Eles.

Ela tinha o cabelo longo, moreno, pele branca e sorriso contraditório. Ele tinha cabelo curto, sem definição de corte, aquele-corte-que-todo-homem-tem, moreno, pele branca e usava sapatos 45. Mas seus pés eram 44. Ele sempre buscou ser maior. Ela não crescia, era Peter Pan na Terra do Nunca. Mas era Pan, mesmo. Ela era tudo em uma só. Eles eram tão felizes. Aquela felicidade que se percebe, de longe. Eles na rua oposta, felizes. Eles na mesma rua, felizes. Eles eram felizes. A gente não sabia qual era o objetivo em ser feliz. Para alguns, a felicidade alheia doía. Ah, doía, doía como criança pobre que vê criança rica, cheia de brinquedos. Não era inveja, não. Era vontade. Era sonho. Para outros, despertava fofoca. "Ah, não devem ser tão felizes, não... Sorriso aberto é sempre coração fechado" - Criavam até frases, olha. Para eles, mesmo, para o casal feliz, eles eram mais que isso. Ela matava formigas, mas não matava baratas.

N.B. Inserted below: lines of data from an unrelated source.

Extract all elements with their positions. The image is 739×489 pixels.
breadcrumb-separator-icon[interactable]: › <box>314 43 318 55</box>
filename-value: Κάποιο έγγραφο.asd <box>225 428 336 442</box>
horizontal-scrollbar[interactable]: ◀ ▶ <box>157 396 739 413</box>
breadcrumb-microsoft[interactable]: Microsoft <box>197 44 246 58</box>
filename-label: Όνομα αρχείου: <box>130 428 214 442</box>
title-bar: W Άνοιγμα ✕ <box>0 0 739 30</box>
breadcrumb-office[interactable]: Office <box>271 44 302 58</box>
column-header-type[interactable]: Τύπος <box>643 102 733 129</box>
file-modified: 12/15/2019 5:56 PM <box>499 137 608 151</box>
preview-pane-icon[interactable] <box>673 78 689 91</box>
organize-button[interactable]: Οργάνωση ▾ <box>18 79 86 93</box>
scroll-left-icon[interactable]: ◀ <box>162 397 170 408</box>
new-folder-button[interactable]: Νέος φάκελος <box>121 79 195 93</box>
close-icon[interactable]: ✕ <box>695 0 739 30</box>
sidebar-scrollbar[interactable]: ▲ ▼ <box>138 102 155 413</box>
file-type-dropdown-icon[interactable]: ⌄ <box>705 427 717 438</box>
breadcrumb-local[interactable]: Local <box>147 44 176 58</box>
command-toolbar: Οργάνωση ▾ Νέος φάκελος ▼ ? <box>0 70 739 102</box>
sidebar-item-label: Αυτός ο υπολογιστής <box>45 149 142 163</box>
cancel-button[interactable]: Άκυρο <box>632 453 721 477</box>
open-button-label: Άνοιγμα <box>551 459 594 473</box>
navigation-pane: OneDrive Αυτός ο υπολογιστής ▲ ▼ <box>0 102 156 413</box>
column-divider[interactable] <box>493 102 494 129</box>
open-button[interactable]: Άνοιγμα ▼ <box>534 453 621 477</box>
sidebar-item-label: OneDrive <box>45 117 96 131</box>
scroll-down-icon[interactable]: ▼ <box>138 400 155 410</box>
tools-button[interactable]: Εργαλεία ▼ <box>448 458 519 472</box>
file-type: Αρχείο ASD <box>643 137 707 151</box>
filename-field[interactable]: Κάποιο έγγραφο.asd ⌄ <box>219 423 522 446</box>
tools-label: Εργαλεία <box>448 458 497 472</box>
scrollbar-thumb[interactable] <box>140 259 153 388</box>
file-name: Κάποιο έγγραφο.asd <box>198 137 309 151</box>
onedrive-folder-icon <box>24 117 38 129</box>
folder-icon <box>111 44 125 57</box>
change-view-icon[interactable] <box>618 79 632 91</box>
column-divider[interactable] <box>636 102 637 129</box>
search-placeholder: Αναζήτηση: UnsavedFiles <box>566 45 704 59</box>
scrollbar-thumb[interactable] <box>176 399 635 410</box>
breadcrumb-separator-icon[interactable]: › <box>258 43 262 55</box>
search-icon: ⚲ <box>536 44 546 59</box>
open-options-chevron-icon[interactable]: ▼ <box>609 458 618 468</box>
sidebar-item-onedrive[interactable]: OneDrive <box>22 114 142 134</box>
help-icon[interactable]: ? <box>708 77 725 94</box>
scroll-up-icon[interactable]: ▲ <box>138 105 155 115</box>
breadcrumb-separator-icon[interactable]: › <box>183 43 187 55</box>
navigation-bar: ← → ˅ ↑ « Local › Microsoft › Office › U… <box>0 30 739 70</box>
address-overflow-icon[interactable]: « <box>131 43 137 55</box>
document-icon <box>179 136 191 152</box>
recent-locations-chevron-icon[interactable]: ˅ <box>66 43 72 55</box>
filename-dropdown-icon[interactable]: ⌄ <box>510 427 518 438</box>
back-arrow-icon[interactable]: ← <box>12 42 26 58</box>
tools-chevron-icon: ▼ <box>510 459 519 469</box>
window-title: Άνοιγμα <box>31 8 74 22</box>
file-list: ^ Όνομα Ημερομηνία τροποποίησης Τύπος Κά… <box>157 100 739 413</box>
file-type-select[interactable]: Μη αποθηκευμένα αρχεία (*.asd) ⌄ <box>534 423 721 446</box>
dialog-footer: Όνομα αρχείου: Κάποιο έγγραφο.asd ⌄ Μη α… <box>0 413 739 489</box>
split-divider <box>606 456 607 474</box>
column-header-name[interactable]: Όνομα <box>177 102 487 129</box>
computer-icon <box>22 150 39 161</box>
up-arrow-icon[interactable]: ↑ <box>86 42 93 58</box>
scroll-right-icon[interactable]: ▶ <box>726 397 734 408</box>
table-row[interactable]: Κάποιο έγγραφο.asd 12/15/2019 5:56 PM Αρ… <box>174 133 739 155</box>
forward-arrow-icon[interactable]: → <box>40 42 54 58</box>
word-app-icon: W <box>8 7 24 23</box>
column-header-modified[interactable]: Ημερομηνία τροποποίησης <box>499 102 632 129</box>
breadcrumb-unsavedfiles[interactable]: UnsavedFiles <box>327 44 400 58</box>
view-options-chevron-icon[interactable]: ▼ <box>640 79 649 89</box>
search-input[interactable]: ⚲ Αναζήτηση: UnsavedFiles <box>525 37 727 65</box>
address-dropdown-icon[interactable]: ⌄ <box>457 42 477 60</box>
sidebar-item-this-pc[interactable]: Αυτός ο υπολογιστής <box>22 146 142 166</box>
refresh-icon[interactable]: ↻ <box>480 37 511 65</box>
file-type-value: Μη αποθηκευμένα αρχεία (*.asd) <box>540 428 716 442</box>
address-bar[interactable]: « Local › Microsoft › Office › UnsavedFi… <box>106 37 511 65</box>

Ela não gostava de sorvete de casquinha, e achava "sorvette" mais bonito que "sorvete". Ela adorava neologismos. Ele comprava casquinhas para ela. Ele não sabia que ela não gostava. Ele não sabia tudo dela. Ele assumiu seu tamanho e comprou sapatos 44. Eles eram poesia. Eles eram felizes, eles eram poesia. Eles poderiam ter tristezas, mas eles eram poesia. E, em poesia, qualquer sentimento é válido. Dos pés à cabeça, ele não era mais 44. Ele era o número do telefone dela. Começava em 3, terminava em 0. Ele era ela. E, eles, eram poesia.